The ‘she’ in medical leadership
In Australia, medicine as a profession has been available to women since the late 1800s. Our first female graduate was registered to practice in 1891, and our profession now boasts a strong female presence.
Female medical graduates have outnumbered males since the 1990s, and female trainees currently make up two-fifths of our vocational cohort. Medicine no longer belongs to a specific gender. However, there is one area of medicine that is still catching up – medical leadership.
Medical leadership is vitally important to our health system.
As a self-regulated profession, doctors hold a unique power in being able to shape the fabric of our health system. As a united front, doctors are simultaneously the voice for our patients, for our health system and for our profession. This requires strong and vocal leadership with a clear vision. It also requires a degree of diversity in order to accurately represent the profession it has been charged to lead.
Female representation in medical leadership is topical. A study of medical leadership last year found that, despite women making up more than a third of specialist medical practitioners, they were under-represented in medical leadership positions. In fact, females made up just 12.5 per cent of leadership roles in larger tertiary hospitals, and only 28 per cent in medical schools and colleges.
While logic would suggest that fair representation of women in senior leadership positions would evolve naturally, this has not been the case. In fact, while the argument for gender equity seems simple and rational, there still remains systemic opposition.
There are three common justifications used: that women have not been in the profession long enough to be leaders; that women do not seek leadership positions due to family commitments; and that women do not possess inherent ‘natural leadership’ characteristics.
Gender parity was achieved among medical graduates in the 1990s, so it is hard to make the argument that women have not been in medicine long enough to be leaders. Female graduates are now in the majority. Currently, 31.5 per cent of the approximately 51,000 medical specialists in Australia are female, as are 45 per cent of vocational trainees.
If women have been in the profession long enough to comprise a third of all specialists, surely we have been there long enough to make up a third of medical leaders. The biggest issue is not time, but instead the inherent barriers that have stopped women progressing to medical leadership positions.
One barrier is the idea that women lack the skills required to be natural leaders. This is based on the assumption that women do not possess the inherent traits that make a good leader. But the very nature of our job means that all doctors are leaders. We are charged with the duty of leading medical teams and supervising our juniors early in our career. As we progress, we become leaders in our field, in research or in our communities.
While not all doctors are destined to (nor wish) to become leaders, all possess the skills that it takes to be a leader. Not inherent traits, but traits learnt and taught. Society needs to lean away from the belief that all leaders should possess the same traits - a belief that is stifling our female colleagues - and embrace the concept that leadership is at its strongest when it is diverse.

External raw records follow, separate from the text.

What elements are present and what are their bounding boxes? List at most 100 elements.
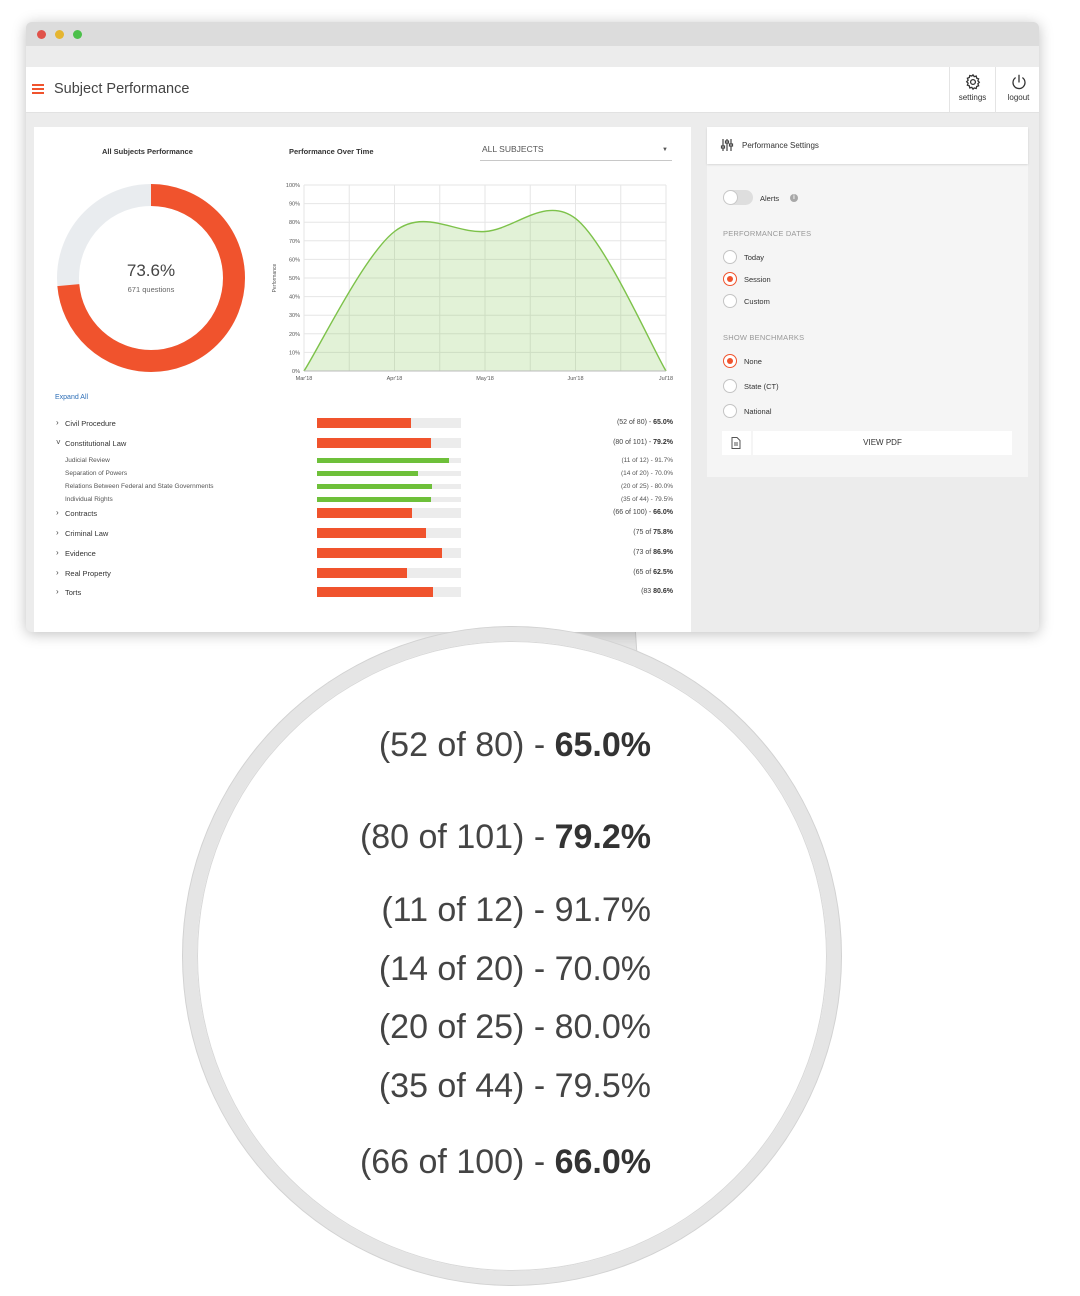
progress-fill — [317, 484, 433, 489]
window-titlebar — [26, 22, 1039, 46]
progress-fill — [317, 508, 413, 518]
donut-chart — [57, 184, 245, 372]
progress-fill — [317, 471, 418, 476]
score-text: (20 of 25) - 80.0% — [621, 483, 673, 490]
donut-subtitle: 671 questions — [127, 285, 175, 294]
date-radio[interactable] — [723, 250, 737, 264]
benchmark-radio-label[interactable]: National — [744, 407, 772, 416]
chevron-icon[interactable]: › — [56, 587, 59, 596]
magnified-score-percent: 70.0% — [554, 950, 651, 988]
magnified-score: (20 of 25) - 80.0% — [379, 1008, 651, 1047]
y-tick-label: 100% — [286, 183, 300, 189]
subject-row[interactable]: ˅ Constitutional Law (80 of 101) - 79.2% — [34, 437, 691, 451]
alerts-toggle[interactable] — [723, 190, 753, 205]
settings-panel-title: Performance Settings — [742, 141, 819, 150]
date-radio-label[interactable]: Session — [744, 275, 771, 284]
view-pdf-button[interactable]: VIEW PDF — [753, 431, 1012, 455]
y-axis-label: Performance — [272, 263, 278, 292]
dropdown-caret-icon: ▼ — [662, 147, 668, 153]
score-percent: 91.7% — [654, 457, 673, 464]
pdf-icon-box[interactable] — [722, 431, 751, 455]
logout-button[interactable]: logout — [995, 67, 1039, 113]
score-count: (83 — [641, 588, 654, 595]
subject-select[interactable]: ALL SUBJECTS ▼ — [480, 144, 672, 161]
info-icon[interactable]: i — [790, 194, 798, 202]
progress-track — [317, 508, 461, 518]
y-tick-label: 70% — [289, 239, 300, 245]
expand-all-link[interactable]: Expand All — [55, 394, 89, 401]
score-percent: 65.0% — [653, 419, 673, 426]
chevron-icon[interactable]: › — [56, 508, 59, 517]
subject-name: Civil Procedure — [65, 419, 116, 428]
y-tick-label: 60% — [289, 257, 300, 263]
subject-name: Relations Between Federal and State Gove… — [65, 483, 214, 490]
chevron-icon[interactable]: ˅ — [56, 438, 61, 447]
score-percent: 79.5% — [654, 496, 673, 503]
subject-row[interactable]: › Contracts (66 of 100) - 66.0% — [34, 507, 691, 521]
date-radio[interactable] — [723, 294, 737, 308]
subject-name: Judicial Review — [65, 457, 110, 464]
score-percent: 70.0% — [654, 470, 673, 477]
benchmark-radio[interactable] — [723, 379, 737, 393]
series-line — [303, 209, 667, 372]
date-radio-label[interactable]: Today — [744, 253, 765, 262]
subject-row[interactable]: › Real Property (65 of 62.5% — [34, 567, 691, 581]
date-radio-label[interactable]: Custom — [744, 297, 770, 306]
over-time-title: Performance Over Time — [289, 147, 374, 156]
menu-icon[interactable] — [32, 84, 44, 94]
subject-row[interactable]: › Evidence (73 of 86.9% — [34, 547, 691, 561]
magnified-score-count: (11 of 12) - — [381, 891, 555, 929]
benchmark-radio-label[interactable]: State (CT) — [744, 382, 779, 391]
score-text: (73 of 86.9% — [633, 549, 673, 556]
score-text: (66 of 100) - 66.0% — [613, 509, 673, 516]
progress-fill — [317, 587, 434, 597]
chevron-icon[interactable]: › — [56, 528, 59, 537]
x-tick-label: Jun'18 — [567, 376, 583, 382]
score-count: (35 of 44) - — [620, 496, 655, 503]
magnified-score: (66 of 100) - 66.0% — [360, 1143, 651, 1182]
app-header: Subject Performance settings logout — [26, 67, 1039, 113]
toggle-knob — [723, 190, 738, 205]
magnified-score-percent: 79.5% — [554, 1067, 651, 1105]
subject-row[interactable]: › Torts (83 80.6% — [34, 586, 691, 600]
chevron-icon[interactable]: › — [56, 548, 59, 557]
progress-track — [317, 418, 461, 428]
sliders-icon — [720, 138, 734, 157]
subject-row[interactable]: › Civil Procedure (52 of 80) - 65.0% — [34, 417, 691, 431]
magnified-score-count: (52 of 80) - — [378, 726, 555, 764]
score-count: (11 of 12) - — [621, 457, 655, 464]
subject-name: Criminal Law — [65, 529, 109, 538]
magnifier-callout: (52 of 80) - 65.0% (80 of 101) - 79.2% (11… — [183, 627, 841, 1285]
subject-row[interactable]: › Criminal Law (75 of 75.8% — [34, 527, 691, 541]
score-text: (52 of 80) - 65.0% — [617, 419, 673, 426]
progress-fill — [317, 568, 407, 578]
date-radio[interactable] — [723, 272, 737, 286]
performance-line-chart: 100% 90% 80% 70% 60% 50% 40% 30% 20% 10% 0%Mar'18 A… — [272, 183, 673, 382]
magnified-score: (14 of 20) - 70.0% — [379, 950, 651, 989]
donut-slice-correct — [57, 184, 245, 372]
minimize-window-icon[interactable] — [55, 30, 64, 39]
magnified-score-count: (35 of 44) - — [378, 1067, 555, 1105]
chevron-icon[interactable]: › — [56, 568, 59, 577]
progress-fill — [317, 497, 432, 502]
progress-track — [317, 497, 461, 502]
settings-button[interactable]: settings — [949, 67, 995, 113]
y-tick-label: 10% — [289, 350, 300, 356]
x-tick-label: Jul'18 — [659, 376, 673, 382]
progress-fill — [317, 528, 427, 538]
score-text: (83 80.6% — [641, 588, 673, 595]
y-tick-label: 50% — [289, 276, 300, 282]
maximize-window-icon[interactable] — [73, 30, 82, 39]
score-text: (65 of 62.5% — [633, 569, 673, 576]
donut-value: 73.6% — [126, 261, 176, 280]
y-tick-label: 40% — [289, 295, 300, 301]
close-window-icon[interactable] — [37, 30, 46, 39]
chevron-icon[interactable]: › — [56, 418, 59, 427]
benchmark-radio[interactable] — [723, 404, 737, 418]
score-percent: 79.2% — [653, 439, 673, 446]
benchmark-radio-label[interactable]: None — [744, 357, 762, 366]
score-percent: 75.8% — [653, 529, 673, 536]
benchmark-radio[interactable] — [723, 354, 737, 368]
subject-select-value: ALL SUBJECTS — [482, 144, 544, 154]
performance-card: All Subjects Performance Performance Ove… — [34, 127, 691, 632]
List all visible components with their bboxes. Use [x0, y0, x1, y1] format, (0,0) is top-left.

The belief that women do not seek leadership opportunities due to parental responsibilities is perhaps embedded in some truth. The barriers affecting doctors who are also parents are not unique to the female members of our profession. But they disproportionately affect women, who spend twice as much time as male colleagues undertaking childcare and household work.
Doctors who are both parents and practitioners are forced to choose between working and caring for their families due to a lack of flexible training and working opportunities. This is exacerbated by the traditional and structured way in which medicine is taught and practiced.
The belief that medicine is a 24/7 job means that many often leave the workforce for extended periods of time rather than juggle the demands of both. This affects not only the path a doctor may take to a medical leadership position, but also the position itself.
If we truly want to encourage doctors in training to become medical leaders then we need to reconsider if the traditional, linear ‘up the ladder’ pathway is the only way we wish to recruit leaders. Additionally, we need to embrace flexible training and working arrangements that facilitate those with families to participate both in the workforce, and in medical leadership.
While the argument can be made purely on equity grounds, there is a greater and more compelling argument for boosting female participation in medical leadership.
A growing body of literature suggests that strong female leadership at senior management and board level is associated with better performance. A diverse, representative board is more engaged with their stakeholders, and benefits from the broad experiences and fresh perspectives that are introduced.
Logic says that a leadership structure made of up people with different strengths, skills, lifestyles, backgrounds and passions leads to a more productive organisation with more engaged leaders. This, in turn, leads to better decision making with more positive outcomes.
Strong female leaders will continue to seek out leadership opportunities. They will plan their career and embrace the challenges that come with medical leadership, as have those who have become before them.
It is not the female leaders that I am proposing need assistance – these are the women we should be celebrating. We instead need meaningful, systemic, and whole-of-profession change that both acknowledges and addresses inherent gender bias in medicine.
Diverse leadership can surely only strengthen the decision-making and organisational strength of our health system, and it should be the job of the profession to cultivate the leaders we believe we need.
So I am calling on all of you, as AMA members and as members of our profession to examine the environment around you. Be a champion for gender equity in medical leadership and in your professions. Celebrate the skills that your trainees bring to your organisations, and recognise and cultivate the leadership potential in all that hold it - regardless of gender.